Câmara de Évora arranca mandato com serenidade e consenso

A primeira reunião pública do novo executivo foi marcada por um ambiente de cooperação entre o presidente e os vereadores de todas as forças políticas.

A Câmara Municipal de Évora realizou na passada quarta-feira, 5 de novembro, a primeira reunião pública do novo mandato, marcada por um ambiente de cooperação entre o presidente e os vereadores de todas as forças políticas.

Logo na abertura, o autarca destacou o desejo de “um exercício saudável de pluralismo democrático”, sublinhando a importância da liberdade de expressão e do debate construtivo. Entre as primeiras decisões, anunciou que nomeou Carmen Carvalheira e Jerónimo José como vereadores a tempo inteiro (e Jerónimo José como vice-presidente do executivo), bem com as nomeações para o gabinete da presidência, com Teresa Batista como chefe de gabinete (funções a iniciar a 1 de janeiro de 2026), Roberto Salvador como adjunto e Inês Nico e Diogo Estudante como secretários.

O presidente informou ainda que a atribuição de pelouros e delegação de competências será agendada para 19 de novembro.

Durante o período antes da ordem do dia, os vereadores manifestaram um tom de colaboração e preocupação com os desafios do concelho.

Henrique Sim-Sim (PSD) e Alexandre Varela (CDU), em substituição de João Oliveira, desejaram votos de bom mandato, com este último a reafirmar o compromisso da CDU com “uma Évora com qualidade de vida e prestígio”, em particular no contexto da Capital Europeia da Cultura 2027. Patrícia Raposinho (PSD) apelou à resolução “urgente” de problemas de habitação, higiene urbana e falta de assistentes operacionais nas escolas, enquanto Ruben Migueis (Chega) denunciou casos de habitações municipais degradadas, pedindo maior respeito pelas famílias em situação vulnerável.

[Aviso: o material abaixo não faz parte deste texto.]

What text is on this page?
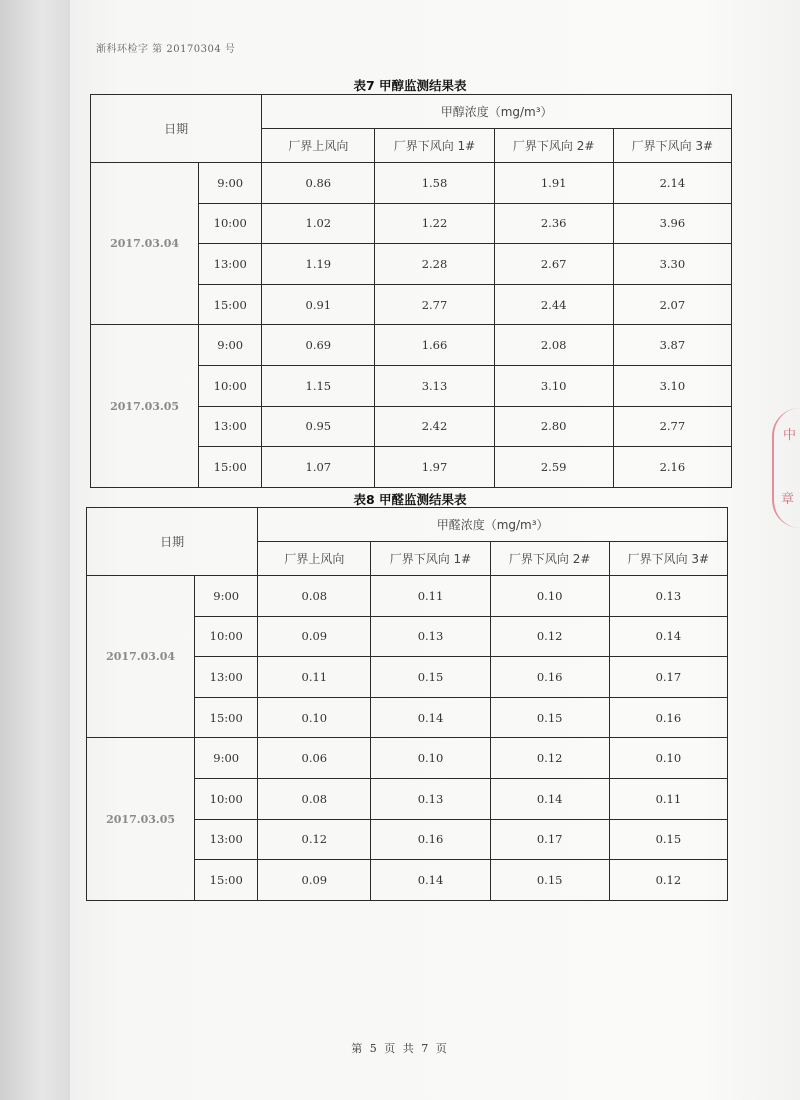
渐科环检字 第 20170304 号
表7 甲醇监测结果表
日期		甲醇浓度（mg/m³）			
		厂界上风向	厂界下风向 1#	厂界下风向 2#	厂界下风向 3#
2017.03.04	9:00	0.86	1.58	1.91	2.14
	10:00	1.02	1.22	2.36	3.96
	13:00	1.19	2.28	2.67	3.30
	15:00	0.91	2.77	2.44	2.07
2017.03.05	9:00	0.69	1.66	2.08	3.87
	10:00	1.15	3.13	3.10	3.10
	13:00	0.95	2.42	2.80	2.77
	15:00	1.07	1.97	2.59	2.16
表8 甲醛监测结果表
日期		甲醛浓度（mg/m³）			
		厂界上风向	厂界下风向 1#	厂界下风向 2#	厂界下风向 3#
2017.03.04	9:00	0.08	0.11	0.10	0.13
	10:00	0.09	0.13	0.12	0.14
	13:00	0.11	0.15	0.16	0.17
	15:00	0.10	0.14	0.15	0.16
2017.03.05	9:00	0.06	0.10	0.12	0.10
	10:00	0.08	0.13	0.14	0.11
	13:00	0.12	0.16	0.17	0.15
	15:00	0.09	0.14	0.15	0.12
中
章
第 5 页 共 7 页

Na parte deliberativa, foram abordados os princípios gerais do regimento municipal, introduzindo propostas de alteração: convocatórias enviadas com cinco dias úteis de antecedência, participação do público entre as 18h e as 19h e reuniões ordinárias às quintas-feiras, às 15h.

Foram ainda discutidas propostas da oposição, nomeadamente PSD, para realizar pelo menos uma reunião descentralizada por freguesia rural, garantir legendagem e arquivo vídeo das sessões, prever reuniões telemáticas apenas em casos excecionais e a obrigatoriedade da Declaração Anual de Interesses e de Incompatibilidade no Termo dos Códigos de Conduta dos Eleitos Locais.

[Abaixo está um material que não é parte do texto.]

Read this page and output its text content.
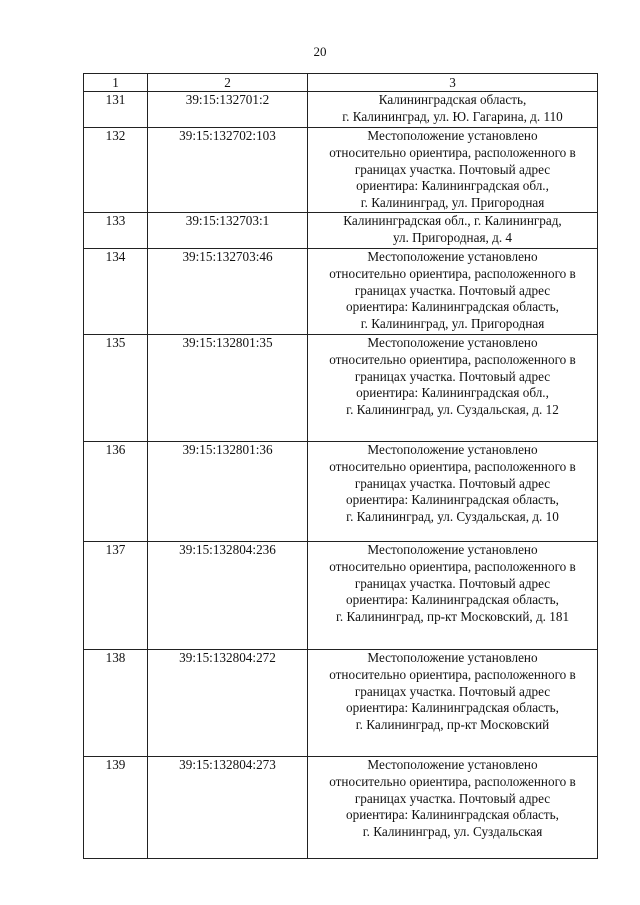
20
1	2	3
131	39:15:132701:2	Калининградская область,
г. Калининград, ул. Ю. Гагарина, д. 110

132	39:15:132702:103	Местоположение установлено
относительно ориентира, расположенного в
границах участка. Почтовый адрес
ориентира: Калининградская обл.,
г. Калининград, ул. Пригородная

133	39:15:132703:1	Калининградская обл., г. Калининград,
ул. Пригородная, д. 4

134	39:15:132703:46	Местоположение установлено
относительно ориентира, расположенного в
границах участка. Почтовый адрес
ориентира: Калининградская область,
г. Калининград, ул. Пригородная

135	39:15:132801:35	Местоположение установлено
относительно ориентира, расположенного в
границах участка. Почтовый адрес
ориентира: Калининградская обл.,
г. Калининград, ул. Суздальская, д. 12

136	39:15:132801:36	Местоположение установлено
относительно ориентира, расположенного в
границах участка. Почтовый адрес
ориентира: Калининградская область,
г. Калининград, ул. Суздальская, д. 10

137	39:15:132804:236	Местоположение установлено
относительно ориентира, расположенного в
границах участка. Почтовый адрес
ориентира: Калининградская область,
г. Калининград, пр-кт Московский, д. 181

138	39:15:132804:272	Местоположение установлено
относительно ориентира, расположенного в
границах участка. Почтовый адрес
ориентира: Калининградская область,
г. Калининград, пр-кт Московский

139	39:15:132804:273	Местоположение установлено
относительно ориентира, расположенного в
границах участка. Почтовый адрес
ориентира: Калининградская область,
г. Калининград, ул. Суздальская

No período destinado ao público, Luís Orvalho expôs um problema relativo à drenagem de águas pluviais no bairro da Comenda, e Pedro Pessoa, presidente da Associação de Moradores da Garraia, questionou o andamento do projeto do novo viaduto prometido pela Infraestruturas de Portugal. O presidente garantiu que a Câmara será proativa na marcação da reunião e no acompanhamento do processo.

A sessão terminou com o autarca a assinalar o caráter “histórico” da reunião — a primeira do novo mandato — e a destacar “a cordialidade e a profundidade política” demonstradas.

A próxima reunião pública da Câmara Municipal de Évora está marcada para 19 de novembro de 2025.